Take the seating assignments from the scatter plot. Then randomly shuffle the assignment to create simulated random seating plans. We keep the same slots, for example, four states were given #1 positions in the actual arrangement. In every simulation, four states got #1 positions - it's just that which four states were decided by flipping coins.
I did one hundred simulated seating plans at a time. For each plan, I created the scatter plot of seating position versus Trump margin (mirror image of the FiveThirtyEight chart), and fitted a regression line. The following shows the slopes of the first 200 simulations:
The more negative the slope, the more power Trump margin has in explaining the seating arrangement.
Notice that even though all these plans are created at random, the magnitude of the slopes range widely. In fact, there is one randomly created plan that sits right below the actual RNC plan shown in red. So, it is possible--but very unlikely--that the RNC plan is randomly drawn up.
Another view of this phenomenon is the histogram of the slopes:
This again shows that the actual seating plan is very unlikely to be produced by a random number generator. (I plotted 500 simulations here.)

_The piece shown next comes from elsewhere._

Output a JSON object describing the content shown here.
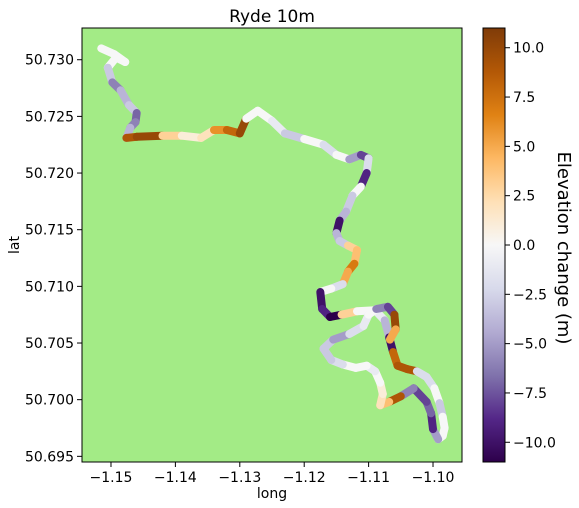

In statistics, we measure rarity by "standard errors". The actual plan is almost but not quite three standard errors away from the average random plan. A rule of thumb is that 3 standard errors or more is rare. (This corresponds to over 99% confidence.)
PS. Does anyone have the data corresponding to the original scatter plot? There are other things I want to do with the data but I'd need to find (a) the seating position by state and (b) the primary results nicely set in a spreadsheet.